C’est dans son dernier tiers que le film prend vraiment forme. Le récit laisse alors place à un long affrontement où le réalisateur peut jouer allègrement avec ses idées formelles. Toutefois, loin de perdre le cœur émotionnel de son film, c’est plutôt à ce moment que Sono le trouve enfin. Entrecoupant des scènes de combats sanguinolents, le réalisateur installe un sentiment de mélancolie au travers de la violence.
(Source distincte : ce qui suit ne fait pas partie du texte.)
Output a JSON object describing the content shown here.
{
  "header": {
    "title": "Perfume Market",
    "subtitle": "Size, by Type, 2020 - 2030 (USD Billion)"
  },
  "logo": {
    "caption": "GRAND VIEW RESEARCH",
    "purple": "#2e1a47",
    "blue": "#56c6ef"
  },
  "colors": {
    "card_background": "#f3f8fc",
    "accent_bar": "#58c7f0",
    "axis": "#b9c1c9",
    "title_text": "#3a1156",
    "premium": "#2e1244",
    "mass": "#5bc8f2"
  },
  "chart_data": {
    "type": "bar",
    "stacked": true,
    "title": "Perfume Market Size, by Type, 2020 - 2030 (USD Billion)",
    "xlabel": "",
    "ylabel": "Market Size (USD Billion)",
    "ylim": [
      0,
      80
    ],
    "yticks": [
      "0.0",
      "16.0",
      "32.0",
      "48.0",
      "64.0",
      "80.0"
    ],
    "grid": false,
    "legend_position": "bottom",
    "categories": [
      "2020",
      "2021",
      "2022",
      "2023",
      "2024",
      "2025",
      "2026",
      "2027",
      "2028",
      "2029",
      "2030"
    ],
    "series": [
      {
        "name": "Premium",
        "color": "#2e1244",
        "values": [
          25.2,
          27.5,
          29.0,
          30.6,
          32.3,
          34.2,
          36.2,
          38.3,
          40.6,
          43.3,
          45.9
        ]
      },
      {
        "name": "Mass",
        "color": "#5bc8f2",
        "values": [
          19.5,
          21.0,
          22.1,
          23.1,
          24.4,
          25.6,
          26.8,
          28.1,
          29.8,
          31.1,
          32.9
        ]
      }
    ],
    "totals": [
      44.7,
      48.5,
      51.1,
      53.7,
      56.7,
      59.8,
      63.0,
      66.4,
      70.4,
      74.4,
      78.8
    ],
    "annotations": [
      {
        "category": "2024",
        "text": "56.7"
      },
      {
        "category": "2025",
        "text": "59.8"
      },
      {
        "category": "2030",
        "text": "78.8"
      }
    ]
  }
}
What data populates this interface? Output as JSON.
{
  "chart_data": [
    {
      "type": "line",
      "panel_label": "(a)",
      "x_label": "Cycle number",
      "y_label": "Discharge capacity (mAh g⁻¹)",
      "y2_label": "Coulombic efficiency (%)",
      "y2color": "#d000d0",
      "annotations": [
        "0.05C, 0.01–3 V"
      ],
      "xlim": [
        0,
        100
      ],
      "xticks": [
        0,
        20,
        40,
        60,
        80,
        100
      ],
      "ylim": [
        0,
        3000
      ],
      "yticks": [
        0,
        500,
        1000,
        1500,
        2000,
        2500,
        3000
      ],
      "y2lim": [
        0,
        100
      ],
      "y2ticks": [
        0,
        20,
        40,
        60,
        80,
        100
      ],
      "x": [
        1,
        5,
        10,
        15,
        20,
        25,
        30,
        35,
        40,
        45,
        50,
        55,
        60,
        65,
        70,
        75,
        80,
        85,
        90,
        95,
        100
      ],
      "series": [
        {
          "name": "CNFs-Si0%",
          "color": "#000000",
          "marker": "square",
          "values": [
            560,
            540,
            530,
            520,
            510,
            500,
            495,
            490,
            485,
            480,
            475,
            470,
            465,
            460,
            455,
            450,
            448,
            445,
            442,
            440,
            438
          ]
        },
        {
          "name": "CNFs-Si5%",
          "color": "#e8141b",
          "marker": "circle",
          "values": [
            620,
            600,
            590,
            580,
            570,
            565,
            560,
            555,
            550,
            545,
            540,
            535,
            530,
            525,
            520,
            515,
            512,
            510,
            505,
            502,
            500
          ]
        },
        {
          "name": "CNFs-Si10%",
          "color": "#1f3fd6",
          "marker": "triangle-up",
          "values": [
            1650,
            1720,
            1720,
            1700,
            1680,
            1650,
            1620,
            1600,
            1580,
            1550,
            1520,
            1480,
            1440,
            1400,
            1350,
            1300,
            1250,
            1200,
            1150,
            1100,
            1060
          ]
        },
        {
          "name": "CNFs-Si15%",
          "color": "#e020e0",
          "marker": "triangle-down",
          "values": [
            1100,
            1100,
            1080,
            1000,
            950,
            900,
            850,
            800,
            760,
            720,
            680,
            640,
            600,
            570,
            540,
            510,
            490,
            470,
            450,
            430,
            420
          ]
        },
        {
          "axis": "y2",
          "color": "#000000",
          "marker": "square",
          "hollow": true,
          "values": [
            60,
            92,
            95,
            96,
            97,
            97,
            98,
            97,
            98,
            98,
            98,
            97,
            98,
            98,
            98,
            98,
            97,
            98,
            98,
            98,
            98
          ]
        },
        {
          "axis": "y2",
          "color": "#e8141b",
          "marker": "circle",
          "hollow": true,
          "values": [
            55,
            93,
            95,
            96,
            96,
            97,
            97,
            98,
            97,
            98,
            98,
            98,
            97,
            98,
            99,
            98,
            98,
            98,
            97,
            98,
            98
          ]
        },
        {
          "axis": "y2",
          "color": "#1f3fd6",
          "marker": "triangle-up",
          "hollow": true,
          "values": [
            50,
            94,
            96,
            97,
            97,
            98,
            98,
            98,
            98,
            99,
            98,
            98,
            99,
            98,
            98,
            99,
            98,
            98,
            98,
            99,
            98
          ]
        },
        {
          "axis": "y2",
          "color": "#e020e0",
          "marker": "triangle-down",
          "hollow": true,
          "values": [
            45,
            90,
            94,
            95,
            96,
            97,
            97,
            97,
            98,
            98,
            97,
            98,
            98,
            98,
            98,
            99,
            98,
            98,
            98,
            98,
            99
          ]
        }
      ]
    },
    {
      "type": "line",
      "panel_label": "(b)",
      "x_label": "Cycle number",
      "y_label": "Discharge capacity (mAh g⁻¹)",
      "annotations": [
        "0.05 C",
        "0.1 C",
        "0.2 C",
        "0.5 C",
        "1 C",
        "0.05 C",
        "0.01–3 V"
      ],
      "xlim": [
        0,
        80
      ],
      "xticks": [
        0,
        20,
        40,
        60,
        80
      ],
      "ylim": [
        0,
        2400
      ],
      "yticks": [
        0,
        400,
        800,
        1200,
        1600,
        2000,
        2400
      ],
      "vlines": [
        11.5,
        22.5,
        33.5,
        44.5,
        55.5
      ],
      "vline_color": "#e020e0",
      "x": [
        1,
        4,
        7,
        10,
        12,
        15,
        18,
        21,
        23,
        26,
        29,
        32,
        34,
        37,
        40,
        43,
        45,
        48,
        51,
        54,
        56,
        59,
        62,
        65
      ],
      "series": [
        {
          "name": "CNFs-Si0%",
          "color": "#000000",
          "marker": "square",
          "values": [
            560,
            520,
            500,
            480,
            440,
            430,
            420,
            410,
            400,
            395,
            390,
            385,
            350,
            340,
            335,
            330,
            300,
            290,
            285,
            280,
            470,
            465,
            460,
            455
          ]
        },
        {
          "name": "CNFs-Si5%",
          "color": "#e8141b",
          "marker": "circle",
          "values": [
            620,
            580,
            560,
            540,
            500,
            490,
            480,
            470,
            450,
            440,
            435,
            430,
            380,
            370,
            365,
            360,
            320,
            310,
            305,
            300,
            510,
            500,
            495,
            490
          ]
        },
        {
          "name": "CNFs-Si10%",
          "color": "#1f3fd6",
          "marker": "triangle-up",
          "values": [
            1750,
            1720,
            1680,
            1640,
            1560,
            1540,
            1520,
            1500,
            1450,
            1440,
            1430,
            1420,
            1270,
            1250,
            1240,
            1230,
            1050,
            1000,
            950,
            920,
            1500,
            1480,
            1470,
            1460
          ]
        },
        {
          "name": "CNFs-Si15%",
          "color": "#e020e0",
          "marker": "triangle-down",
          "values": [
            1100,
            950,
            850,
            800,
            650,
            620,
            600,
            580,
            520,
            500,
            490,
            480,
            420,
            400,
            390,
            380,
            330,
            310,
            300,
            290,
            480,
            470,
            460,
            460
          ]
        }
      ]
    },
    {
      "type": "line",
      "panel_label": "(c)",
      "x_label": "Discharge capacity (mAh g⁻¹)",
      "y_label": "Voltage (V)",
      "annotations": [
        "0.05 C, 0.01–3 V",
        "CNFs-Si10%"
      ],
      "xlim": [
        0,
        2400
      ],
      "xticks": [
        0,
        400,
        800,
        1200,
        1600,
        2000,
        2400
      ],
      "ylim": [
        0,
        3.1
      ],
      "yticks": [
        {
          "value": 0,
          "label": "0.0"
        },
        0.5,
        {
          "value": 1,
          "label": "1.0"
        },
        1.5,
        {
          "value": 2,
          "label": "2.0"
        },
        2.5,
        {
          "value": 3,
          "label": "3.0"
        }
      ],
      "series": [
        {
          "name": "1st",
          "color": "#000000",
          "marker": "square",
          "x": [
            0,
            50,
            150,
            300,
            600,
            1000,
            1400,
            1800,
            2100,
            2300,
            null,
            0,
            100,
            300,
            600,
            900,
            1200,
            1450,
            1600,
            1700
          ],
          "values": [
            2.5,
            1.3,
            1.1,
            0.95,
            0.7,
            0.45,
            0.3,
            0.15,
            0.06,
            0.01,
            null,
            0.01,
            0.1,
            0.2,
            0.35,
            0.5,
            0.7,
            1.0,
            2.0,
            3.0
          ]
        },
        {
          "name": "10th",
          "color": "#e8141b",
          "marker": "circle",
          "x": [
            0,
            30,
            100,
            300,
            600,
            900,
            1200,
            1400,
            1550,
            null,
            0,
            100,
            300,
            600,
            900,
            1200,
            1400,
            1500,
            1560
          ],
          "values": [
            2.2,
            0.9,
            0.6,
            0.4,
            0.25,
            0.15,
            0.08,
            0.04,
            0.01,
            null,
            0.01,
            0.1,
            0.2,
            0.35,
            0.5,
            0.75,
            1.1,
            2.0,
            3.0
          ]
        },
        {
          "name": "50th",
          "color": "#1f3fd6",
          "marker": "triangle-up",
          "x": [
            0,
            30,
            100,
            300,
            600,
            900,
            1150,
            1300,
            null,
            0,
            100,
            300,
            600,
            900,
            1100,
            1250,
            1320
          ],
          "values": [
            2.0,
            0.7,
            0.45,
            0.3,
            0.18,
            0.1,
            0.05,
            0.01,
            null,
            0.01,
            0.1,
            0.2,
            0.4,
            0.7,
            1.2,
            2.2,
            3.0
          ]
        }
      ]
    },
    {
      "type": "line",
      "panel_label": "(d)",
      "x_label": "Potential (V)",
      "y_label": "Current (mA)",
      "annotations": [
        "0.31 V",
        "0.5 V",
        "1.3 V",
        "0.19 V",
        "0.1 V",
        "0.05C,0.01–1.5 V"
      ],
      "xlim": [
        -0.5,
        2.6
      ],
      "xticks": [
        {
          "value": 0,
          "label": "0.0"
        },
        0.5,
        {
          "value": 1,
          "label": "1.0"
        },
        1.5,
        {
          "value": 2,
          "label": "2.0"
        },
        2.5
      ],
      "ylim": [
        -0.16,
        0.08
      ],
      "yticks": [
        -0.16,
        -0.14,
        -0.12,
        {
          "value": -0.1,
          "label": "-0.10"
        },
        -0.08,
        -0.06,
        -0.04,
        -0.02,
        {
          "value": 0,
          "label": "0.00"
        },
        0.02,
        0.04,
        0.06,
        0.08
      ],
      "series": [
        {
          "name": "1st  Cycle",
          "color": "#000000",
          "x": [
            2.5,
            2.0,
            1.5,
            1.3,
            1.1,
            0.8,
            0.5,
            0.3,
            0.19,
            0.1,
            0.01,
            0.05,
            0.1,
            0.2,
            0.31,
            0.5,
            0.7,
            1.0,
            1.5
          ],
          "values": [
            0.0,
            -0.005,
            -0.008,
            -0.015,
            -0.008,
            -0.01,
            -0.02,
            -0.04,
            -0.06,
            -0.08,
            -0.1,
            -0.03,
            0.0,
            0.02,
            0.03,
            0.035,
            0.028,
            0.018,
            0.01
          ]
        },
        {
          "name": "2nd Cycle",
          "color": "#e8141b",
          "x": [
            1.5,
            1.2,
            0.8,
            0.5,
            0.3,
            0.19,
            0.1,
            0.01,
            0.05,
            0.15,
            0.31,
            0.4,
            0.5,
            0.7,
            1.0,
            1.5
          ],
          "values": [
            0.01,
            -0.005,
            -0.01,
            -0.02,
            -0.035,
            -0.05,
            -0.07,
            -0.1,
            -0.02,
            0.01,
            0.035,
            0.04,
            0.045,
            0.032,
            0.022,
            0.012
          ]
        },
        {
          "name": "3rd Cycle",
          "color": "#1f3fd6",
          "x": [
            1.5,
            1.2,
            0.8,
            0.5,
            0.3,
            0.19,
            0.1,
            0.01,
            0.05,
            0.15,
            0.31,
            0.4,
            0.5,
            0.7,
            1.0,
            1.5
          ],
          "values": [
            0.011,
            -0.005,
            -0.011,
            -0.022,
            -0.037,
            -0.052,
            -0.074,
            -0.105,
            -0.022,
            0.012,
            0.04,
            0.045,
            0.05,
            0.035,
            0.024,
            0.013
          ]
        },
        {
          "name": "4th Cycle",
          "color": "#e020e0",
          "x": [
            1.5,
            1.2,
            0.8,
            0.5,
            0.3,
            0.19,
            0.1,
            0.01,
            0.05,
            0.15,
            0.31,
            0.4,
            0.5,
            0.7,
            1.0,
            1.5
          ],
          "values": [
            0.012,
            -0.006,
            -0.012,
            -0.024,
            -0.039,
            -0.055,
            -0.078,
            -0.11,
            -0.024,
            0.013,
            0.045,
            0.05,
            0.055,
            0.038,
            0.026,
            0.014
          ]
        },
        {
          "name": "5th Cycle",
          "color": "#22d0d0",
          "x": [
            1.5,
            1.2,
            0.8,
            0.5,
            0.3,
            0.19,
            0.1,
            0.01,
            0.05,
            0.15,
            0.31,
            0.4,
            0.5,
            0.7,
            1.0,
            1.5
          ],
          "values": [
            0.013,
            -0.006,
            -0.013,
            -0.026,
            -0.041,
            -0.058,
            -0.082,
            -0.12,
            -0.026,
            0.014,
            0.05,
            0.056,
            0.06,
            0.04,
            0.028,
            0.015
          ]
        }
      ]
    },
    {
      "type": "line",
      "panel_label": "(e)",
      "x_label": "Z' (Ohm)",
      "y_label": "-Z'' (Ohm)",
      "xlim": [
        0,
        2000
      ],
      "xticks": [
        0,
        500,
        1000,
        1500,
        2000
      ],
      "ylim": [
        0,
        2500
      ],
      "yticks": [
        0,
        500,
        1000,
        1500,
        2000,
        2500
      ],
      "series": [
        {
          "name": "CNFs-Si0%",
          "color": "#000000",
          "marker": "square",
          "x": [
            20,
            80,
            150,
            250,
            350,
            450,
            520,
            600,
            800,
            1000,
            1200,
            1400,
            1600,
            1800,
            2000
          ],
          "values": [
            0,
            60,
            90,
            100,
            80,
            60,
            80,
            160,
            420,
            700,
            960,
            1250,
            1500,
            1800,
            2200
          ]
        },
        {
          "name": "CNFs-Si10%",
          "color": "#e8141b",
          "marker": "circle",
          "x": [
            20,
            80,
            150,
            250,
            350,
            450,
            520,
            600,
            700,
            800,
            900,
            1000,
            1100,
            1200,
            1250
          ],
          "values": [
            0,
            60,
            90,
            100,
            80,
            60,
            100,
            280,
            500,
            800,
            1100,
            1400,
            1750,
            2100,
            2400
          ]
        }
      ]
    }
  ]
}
Si, en jouant sur les extrêmes, il lorgne souvent vers le mélodrame, la surenchère assumée permet aux éléments disparates d’exister ensemble dans une sorte de chaos esthétique.
Sur la série, le film a l’avantage de se perdre moins longtemps dans les dédales de son récit improbable. Très peu de temps est perdu à expliquer des particularités finalement sans intérêt. Par contre, la dernière partie de la série, sa plus belle, a ici été complètement évacuée au profit d’un récit plus linéaire. Le caractère épisodique qui permettait cette finale fait que, peut-être, celle-ci n’aurait tout simplement pas fonctionné à l’intérieur d’un film déjà trop brouillon. Il est regrettable que le cinéaste n’ait pas trouvé le moyen d’incorporer ces passages magnifiques à son film. 
Pendant longtemps Sono donne l’impression de ne pas savoir où il s’en va. En soi, Tokyo Vampire Hotel, le film, est loin des plus grands films de Sono, mais définir comme un film mineur serait ignorer que, dans de très courts moments, le réalisateur atteint un état de grâce et est vraiment à son meilleur.